How do I trademark a website name? Does the registering
person have to be a business?
A trademark is a word, phrase, symbol or design, or a combination of words, phrases, symbols or designs, that identifies and distinguishes the source of the goods of one party from those of others.
Is registration of my mark required?
No. You can establish rights in a mark based on legitimate use of the mark. However, owning a federal trademark registration on the Principal Register provides several advantages, e.g.,
- constructive notice to the public of the registrant's claim of ownership of the mark;
- a legal presumption of the registrant's ownership of the mark and the registrant's exclusive right to use the mark nationwide on or in connection with the goods and/or services listed in the registration;
- the ability to bring an action concerning the mark in federal court;
- the use of the U.S registration as a basis to obtain registration in foreign countries; and
- the ability to file the U.S. registration with the U.S. Customs Service to prevent importation of infringing foreign goods.
More information here:
The US trademark though would come in handy in that you could file a WIPO dispute should someone attempt to use your trademark in a domain.

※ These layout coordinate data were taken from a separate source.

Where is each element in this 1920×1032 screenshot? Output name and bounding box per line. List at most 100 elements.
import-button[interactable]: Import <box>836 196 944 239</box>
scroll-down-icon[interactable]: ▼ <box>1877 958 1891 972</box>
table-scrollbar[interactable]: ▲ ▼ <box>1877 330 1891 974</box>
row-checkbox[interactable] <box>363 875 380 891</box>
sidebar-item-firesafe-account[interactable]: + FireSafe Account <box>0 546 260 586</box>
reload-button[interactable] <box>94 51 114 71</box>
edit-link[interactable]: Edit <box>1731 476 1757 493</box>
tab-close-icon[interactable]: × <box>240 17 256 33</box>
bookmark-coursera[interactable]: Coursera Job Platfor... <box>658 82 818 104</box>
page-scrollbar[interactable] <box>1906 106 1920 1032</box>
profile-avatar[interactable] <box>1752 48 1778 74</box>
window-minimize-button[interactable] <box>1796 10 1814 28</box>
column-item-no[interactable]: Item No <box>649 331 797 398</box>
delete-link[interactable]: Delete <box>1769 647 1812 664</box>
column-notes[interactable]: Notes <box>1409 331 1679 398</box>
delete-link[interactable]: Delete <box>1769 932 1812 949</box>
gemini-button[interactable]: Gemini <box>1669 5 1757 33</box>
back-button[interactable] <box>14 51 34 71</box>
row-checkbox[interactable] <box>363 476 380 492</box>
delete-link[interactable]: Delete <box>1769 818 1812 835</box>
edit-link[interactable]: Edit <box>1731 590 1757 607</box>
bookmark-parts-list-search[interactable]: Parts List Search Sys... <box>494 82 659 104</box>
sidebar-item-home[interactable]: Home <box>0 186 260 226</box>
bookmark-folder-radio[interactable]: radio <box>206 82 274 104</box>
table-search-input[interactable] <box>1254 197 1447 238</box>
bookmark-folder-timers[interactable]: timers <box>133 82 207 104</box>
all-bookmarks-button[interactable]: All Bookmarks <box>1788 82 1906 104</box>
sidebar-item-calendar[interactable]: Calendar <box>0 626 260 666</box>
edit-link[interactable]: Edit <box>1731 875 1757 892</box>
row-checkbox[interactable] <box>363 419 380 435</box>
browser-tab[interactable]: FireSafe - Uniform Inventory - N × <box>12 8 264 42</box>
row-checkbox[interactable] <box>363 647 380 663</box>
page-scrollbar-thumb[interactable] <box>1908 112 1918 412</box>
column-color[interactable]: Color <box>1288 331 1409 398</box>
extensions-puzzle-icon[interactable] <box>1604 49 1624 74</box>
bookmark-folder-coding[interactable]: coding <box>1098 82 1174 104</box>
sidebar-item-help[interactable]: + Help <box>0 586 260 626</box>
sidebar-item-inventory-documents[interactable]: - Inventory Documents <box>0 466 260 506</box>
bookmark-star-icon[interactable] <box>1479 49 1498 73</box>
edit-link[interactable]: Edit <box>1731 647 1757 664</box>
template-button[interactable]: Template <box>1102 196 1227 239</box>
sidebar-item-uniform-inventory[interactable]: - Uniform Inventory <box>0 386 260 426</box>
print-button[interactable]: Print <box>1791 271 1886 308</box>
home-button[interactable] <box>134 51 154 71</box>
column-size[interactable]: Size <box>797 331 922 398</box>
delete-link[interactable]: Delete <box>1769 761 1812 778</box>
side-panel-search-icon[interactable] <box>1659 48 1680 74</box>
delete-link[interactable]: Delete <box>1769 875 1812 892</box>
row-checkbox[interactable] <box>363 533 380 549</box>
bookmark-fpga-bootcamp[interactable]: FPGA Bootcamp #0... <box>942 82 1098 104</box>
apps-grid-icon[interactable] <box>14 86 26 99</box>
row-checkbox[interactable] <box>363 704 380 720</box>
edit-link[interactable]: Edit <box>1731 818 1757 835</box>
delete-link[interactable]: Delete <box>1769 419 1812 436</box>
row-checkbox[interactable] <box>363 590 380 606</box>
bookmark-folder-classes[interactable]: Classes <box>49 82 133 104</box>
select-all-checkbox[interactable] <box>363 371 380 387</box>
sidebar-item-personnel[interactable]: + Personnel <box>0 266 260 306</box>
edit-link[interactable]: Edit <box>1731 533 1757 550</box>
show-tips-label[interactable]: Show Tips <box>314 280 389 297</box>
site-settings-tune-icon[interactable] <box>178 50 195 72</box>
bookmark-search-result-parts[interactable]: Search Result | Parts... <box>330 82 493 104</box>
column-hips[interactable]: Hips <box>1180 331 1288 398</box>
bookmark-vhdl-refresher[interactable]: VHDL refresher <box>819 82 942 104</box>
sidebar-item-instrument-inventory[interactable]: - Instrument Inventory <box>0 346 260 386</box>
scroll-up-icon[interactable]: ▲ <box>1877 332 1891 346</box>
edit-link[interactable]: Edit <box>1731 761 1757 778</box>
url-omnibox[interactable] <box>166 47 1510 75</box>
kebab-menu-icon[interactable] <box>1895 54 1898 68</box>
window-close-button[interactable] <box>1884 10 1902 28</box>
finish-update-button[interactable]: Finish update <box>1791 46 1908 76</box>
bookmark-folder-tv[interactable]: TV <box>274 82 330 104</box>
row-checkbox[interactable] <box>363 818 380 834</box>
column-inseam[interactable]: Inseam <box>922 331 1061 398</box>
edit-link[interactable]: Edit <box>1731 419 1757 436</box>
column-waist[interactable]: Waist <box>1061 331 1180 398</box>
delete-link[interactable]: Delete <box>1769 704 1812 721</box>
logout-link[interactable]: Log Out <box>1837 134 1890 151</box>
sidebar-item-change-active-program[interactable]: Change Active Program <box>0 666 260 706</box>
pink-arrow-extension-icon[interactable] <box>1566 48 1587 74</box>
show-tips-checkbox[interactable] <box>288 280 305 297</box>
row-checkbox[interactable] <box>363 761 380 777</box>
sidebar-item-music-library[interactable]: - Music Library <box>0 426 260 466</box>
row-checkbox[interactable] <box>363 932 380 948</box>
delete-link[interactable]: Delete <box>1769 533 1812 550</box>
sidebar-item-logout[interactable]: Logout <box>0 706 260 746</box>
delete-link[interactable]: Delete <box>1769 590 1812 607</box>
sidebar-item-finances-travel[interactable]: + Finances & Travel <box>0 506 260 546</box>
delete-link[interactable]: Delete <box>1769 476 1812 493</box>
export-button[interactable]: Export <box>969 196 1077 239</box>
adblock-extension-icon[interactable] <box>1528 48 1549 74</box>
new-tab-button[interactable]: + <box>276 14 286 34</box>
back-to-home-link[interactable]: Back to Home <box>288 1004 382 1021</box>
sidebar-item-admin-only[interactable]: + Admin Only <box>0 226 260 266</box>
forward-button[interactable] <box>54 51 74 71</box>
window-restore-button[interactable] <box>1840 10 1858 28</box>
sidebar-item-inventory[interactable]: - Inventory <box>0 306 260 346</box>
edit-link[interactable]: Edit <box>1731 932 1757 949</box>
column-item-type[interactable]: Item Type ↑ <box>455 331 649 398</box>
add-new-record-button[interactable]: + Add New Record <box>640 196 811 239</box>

The State trademarks cost around $50. Which would give a little protection. But I believe that you need to be a business entity to register a State trademark. As opposed to the US trademark where a person can register.
That's what I have always done.I've been thinking of just using the mark and going with common law rights of prior usage.
I'm thinking though of not branding the site and put up banners from other sites. The domain was dropped in 2006 and I've had it for a few years. It still has the original trust and authority from the prior use. The original owners had the site since 2001 and after the site dropped they continued to have site wide links to it. The using the same niche and have been able to rank on keywords with only minor linkbuilding.
So that's where I've been kicking the idea of trademarking the name before I pimp it out.